I grew up on a farm, we kept cattle. I notice the similarities between cows and people on a daily basis. It's easy to control people and we live in a society where it has become so routine. People are opposed to security cameras for example but they're everywhere now and any place not covered by them has cell phones there are all times. Would you willingly carry a tracking device so the Government could keep up with where you go? Most people would balk at the idea, but give them a shiny new cell phone that does the same thing and they'll run out to upgrade it every year just for the bigger screen. It not only tracks you, it listens to everything and it sees everything you do through the use of two cameras. Or look at Black Friday: people rush out to buy a bigger screen for their wall because the smaller screen they own now told them to. They willingly put something dangerous for the mind in their home and sit their kids in front of it.

When I try to explain this to people IRL they just laugh, call me retarded, and make comments like "ohhh I'm so scared of you are you Russian?". It's just a big joke.

At this point I'm convinced most of the population is so retarded they aren't worth my time. I try to stay out of the mind state but it's frustrating. They'll call you smart and seek advice but once you drop truth they just laugh at you. Why did they even ask questions if they don't want the answers? I've been told I should be more subtle and work at this over a long period of time but I don't have the time for that.
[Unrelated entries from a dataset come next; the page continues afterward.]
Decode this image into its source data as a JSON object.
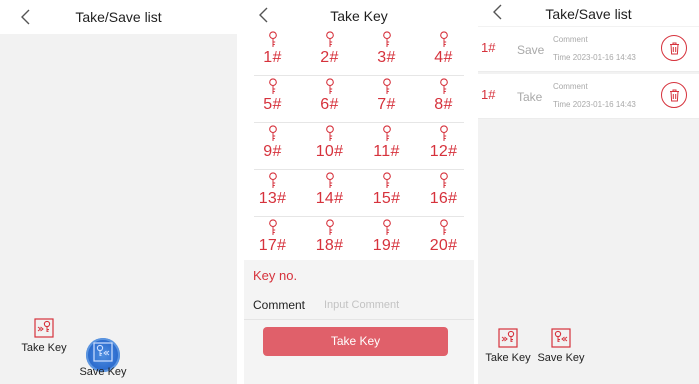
{
  "screen1": {
    "title": "Take/Save list",
    "take_key_label": "Take Key",
    "save_key_label": "Save Key"
  },
  "screen2": {
    "title": "Take Key",
    "keys": [
      "1#",
      "2#",
      "3#",
      "4#",
      "5#",
      "6#",
      "7#",
      "8#",
      "9#",
      "10#",
      "11#",
      "12#",
      "13#",
      "14#",
      "15#",
      "16#",
      "17#",
      "18#",
      "19#",
      "20#"
    ],
    "key_no_label": "Key no.",
    "comment_label": "Comment",
    "comment_placeholder": "Input Comment",
    "comment_value": "",
    "take_button": "Take Key"
  },
  "screen3": {
    "title": "Take/Save list",
    "records": [
      {
        "key": "1#",
        "type": "Save",
        "comment": "Comment",
        "time": "Time 2023-01-16 14:43"
      },
      {
        "key": "1#",
        "type": "Take",
        "comment": "Comment",
        "time": "Time 2023-01-16 14:43"
      }
    ],
    "take_key_label": "Take Key",
    "save_key_label": "Save Key"
  },
  "colors": {
    "accent": "#d6323c",
    "button": "#e0606a",
    "highlight": "#2f6fd0"
  },
  "icons": [
    "back-chevron-icon",
    "take-key-icon",
    "save-key-icon",
    "key-icon",
    "trash-icon"
  ]
}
As for what the final agenda is it's written on stones in Georgia of all places if you care to find it. Short version; reduce population to a stable number of slaves that serve a power class that will live forever through the use of technology. If you want to go into religion; they fear death because they can't take the power they have here with them so they prefer to stay and don't care how many people they kill in the pursuit of that goal. Also, if you want to get into ET theory they could just be keeping us all around for food or something, who knows. I'd love to get access to certain databases to see for myself but anyone that gets close just stops talking and/or dies. I do know they keep all metadata stored forever and I'm pretty sure the Government is so far ahead of us in general computing power that they can sort it effectively. A lot of folks say we already have biocomputers but the existence of them is held back from the general population.

I swear I don't wear a tin-foil hat. There is a lot of stuff out there to discredit what I say. I see people pushing stuff like flat earth theory every day to paint folks like me as crazy. I don't believe everything by default but when you've seen the same patterns all your life you start to connect dots. Even if a prophecy isn't real it doesn't mean some nut job won't take it as gospel and attempt to fulfill it. Also, I know I'm just rehashing a lot of stuff here. A lot of this was prevalent in media I watched as a kid (see: Serial Experiments Lain for a good example).